In light of the unsatisfactory drug response rates and heterogeneity among HCC cases [44], a comprehensive analysis was made to examine drug sensitivity. The findings highlighted that individuals classified in HRG showcased heightened sensitivity towards several different chemotherapeutic drugs, such as cytarabine, sorafenib, and camptothecin. This revelation may offer additional therapeutic drug options available for the treatment of HCC. Additionally, qRT-PCR was carried out to ascertain the expression of the seven genes associated with prognosis prediction in two HCC cell lines and one normal liver cell line. The findings highlighted notable variations in the levels of SPP1, CD8A, and GAST between HCC and normal cells, which is concordant with the outcomes of differential expression analysis in publicly available databases, specifically TCGA and GEO. Furthermore, previous studies have reported a certain relationship between these genes and the occurrence and development of HCC [45,46,47,48,49,50]. Simultaneously, KM analysis depicted that OS differed for SPP1 between tumor and normal samples, thereby suggesting that SPP1 can be used as a new therapeutic target against HCC.

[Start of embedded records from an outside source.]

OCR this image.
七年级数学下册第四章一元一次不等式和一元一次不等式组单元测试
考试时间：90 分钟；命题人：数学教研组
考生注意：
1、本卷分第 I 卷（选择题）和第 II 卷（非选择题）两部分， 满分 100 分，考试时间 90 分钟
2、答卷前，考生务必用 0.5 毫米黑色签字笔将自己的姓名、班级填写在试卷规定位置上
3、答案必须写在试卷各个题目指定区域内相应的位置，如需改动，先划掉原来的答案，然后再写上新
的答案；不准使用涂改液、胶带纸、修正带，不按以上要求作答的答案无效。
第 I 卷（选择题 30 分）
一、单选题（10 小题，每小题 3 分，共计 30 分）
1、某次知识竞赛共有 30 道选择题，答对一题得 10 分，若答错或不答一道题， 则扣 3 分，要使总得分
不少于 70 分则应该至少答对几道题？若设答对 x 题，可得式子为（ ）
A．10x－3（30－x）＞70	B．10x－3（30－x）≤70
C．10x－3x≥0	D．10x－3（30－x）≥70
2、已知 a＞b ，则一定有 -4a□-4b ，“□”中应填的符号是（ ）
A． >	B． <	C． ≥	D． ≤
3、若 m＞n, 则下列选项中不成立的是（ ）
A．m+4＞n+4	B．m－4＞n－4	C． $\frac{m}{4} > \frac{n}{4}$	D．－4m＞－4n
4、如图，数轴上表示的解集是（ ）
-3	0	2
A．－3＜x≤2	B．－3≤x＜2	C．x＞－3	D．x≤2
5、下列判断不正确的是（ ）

Several limitations of this study need to be acknowledged. It is characterized by a retrospective design, and all bioinformatic investigations rely on data from publicly accessible databases, which may introduce inherent biases. Therefore, it is imperative to verify the findings of this study through further in vitro or in vivo research. Such efforts can contribute to an enhanced comprehension of the mechanistic basis driving HCC progression and the involvement of TRG in this context. Additionally, the function of SPP1 in HCC was only preliminarily validated through a limited number of in vitro experiments and warrants further investigation. Moreover, the absence of critical clinical data, for example, surgical outcomes and responses to chemotherapy, could not be accessed, potentially impacting the precision and reliability of the obtained results.

To summarize, a reliable prognosis-predictive model was developed utilizing TRGs, enabling accurate prediction of the prognosis of individuals with HCC. Furthermore, the identification of seven signature genes further adds to our understanding of their significant role in determining the HCC prognosis.